Another false equivalence, not at all the same as in the West. This is government censorship scrubbing all search results from pre-2005. That Google update made it harder to search for groups that had put out misinformation and scammy SEO stuff, like googlebombing ("miserable failure" returns George W. Bush). Performing editorial or curatorial work is not in any way the same as a purge.
There is an active war on the Internet Archive, et al. in the West by private corporations seeking to monopolize information. How is this a false equivalence? Glass houses. Remember Aaron Swartz.
The difference is that we can fight back in the West, and on this particular topic we are largely succeeding so far. The people of China cannot fight back against their government, have already lost, and have no recourse.
Absent a drastic change in human nature, we are always going to have people who want to do these sorts of crappy things, in any society. In China, those people have the backing of the government. Here, they're just corporations (not that we don't have crappy government propaganda machines too). Yes, I would absolutely agree that corporations have much more power than they should. But their power is not absolute, by even the wildest stretch of the imagination, and ultimately they're are just another set of people who can -- and do, often enough -- lose when they try to impose their will on others.
> The difference is that we can fight back in the West, and on this particular topic we are largely succeeding so far.
By what metrics exactly?
Most people agree that Google etc results are increasingly useless, and it won't be long before AI content is based on previous AI content and all of the limitations inherent to that. Anything of value will be locked up and metered out based on class.
Given how captured by capital our political systems are in the West, it seems like only a matter of time before things are exponentially worse than our present point in the decline.
The Internet Archive jumped the shark and brazenly broke the law hoping they'd retroactively get pardoned for it. I dearly hope that the archive survives this lawsuit, but they 100% brought it on themselves.
You think you are being a critical thinker, but you are just playing into anti-Western propaganda that makes it seem like there is no difference between the two. It should be pretty clear that China has the most sophisticated propaganda system in the world, and you have been ensnared by it.
Continuing to the next step of this argument that has been had before ad nauseum: the West is arguably worse in these regards because China et al. make no bones about preferring order to freedom, while we nominally tout our "opportunity" while actually limiting it to a degree such that conversations like the one we're having take place. (Your argument's only refuge is in casting your opponents in this debate as hysterical, which is ironically a hysterical position to take in-and-of-itself. Measure the actual merits, please.)
Oh please. The whole "no one is free anywhere, but at least those other people are honest about it" garbage. There should be a logical fallacy named after this sort of argument.

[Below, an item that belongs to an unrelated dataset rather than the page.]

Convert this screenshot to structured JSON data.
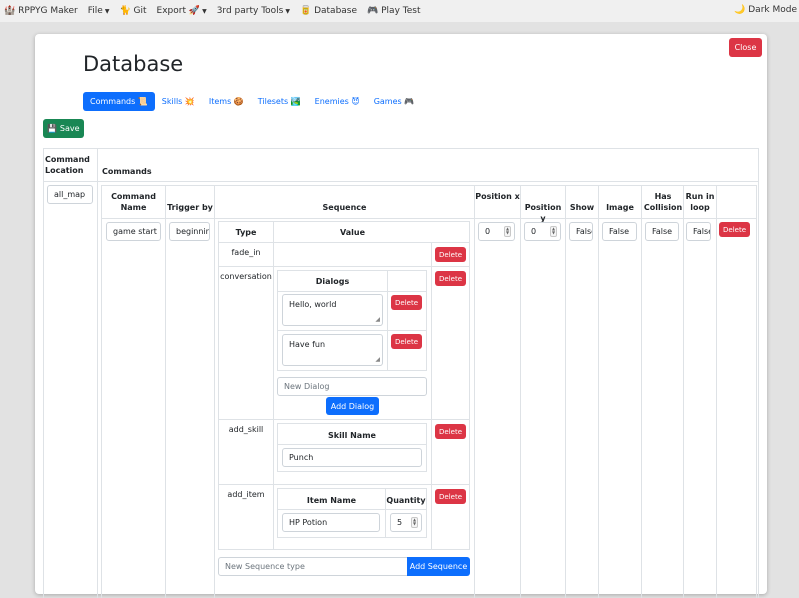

People in the West are measurably, significantly freer than people in China. That doesn't mean the West is perfect. That doesn't mean that there aren't bad actors in government and in the private sector who want to introduce more systems of control and propaganda.
But the difference is that we're allowed to speak out, protest, and fight against these people, and that allowance is enshrined in the lowest level of laws in most Western nations. Again: not perfect, and the worst of the bad actors will try to bend those laws to find loopholes to silence dissent. And sometimes they'll even succeed at that.
That is wildly different from an authoritarian censorship state like China where you get immediately deplatformed if you say things the government doesn't like. And that's the lucky outcome; annoy the government too much and they'll do far worse to you.
You're comparing ideal to ideal, not practical reality to practical reality. Here's a fact: the Chinese middle class is the size of the US's entire population. The whole thing. Citizens, residents, undocumented immigrants. That's an economic freedom that Americans would - and sometimes do, if you consider law enforcement and the downstream effects of the actions of financial, medical, and industrial professionals - kill for. Which is actually a part of the way American censorship works: empower a buffer class who is preoccupied with maintaining (and lecturing the rest of us about) their political freedoms while most can't access any practical benefits from those freedoms because we can't afford to, in this society where money is speech. This isn't even getting into the more overt and baldly authoritarian ways Americans have their nominal rights infringed upon, simply speaking to the way economic/class-shaping does much of it for us.
Meanwhile, Winnie the Pooh memes say that you're ironically buying into the overstated projection of Chinese control.
But to get back to the crux of the issue: "bad actors" in America (like Google) are not unlike Chinese censors in kind, only degree. That is the conclusion an honest assessment and comparison has to come to. And however much you may want to turn this into some sort of geopolitical pissing match, my message is not, "Let's be more like China," it's, "Let's be what we say we are instead of becoming more like China."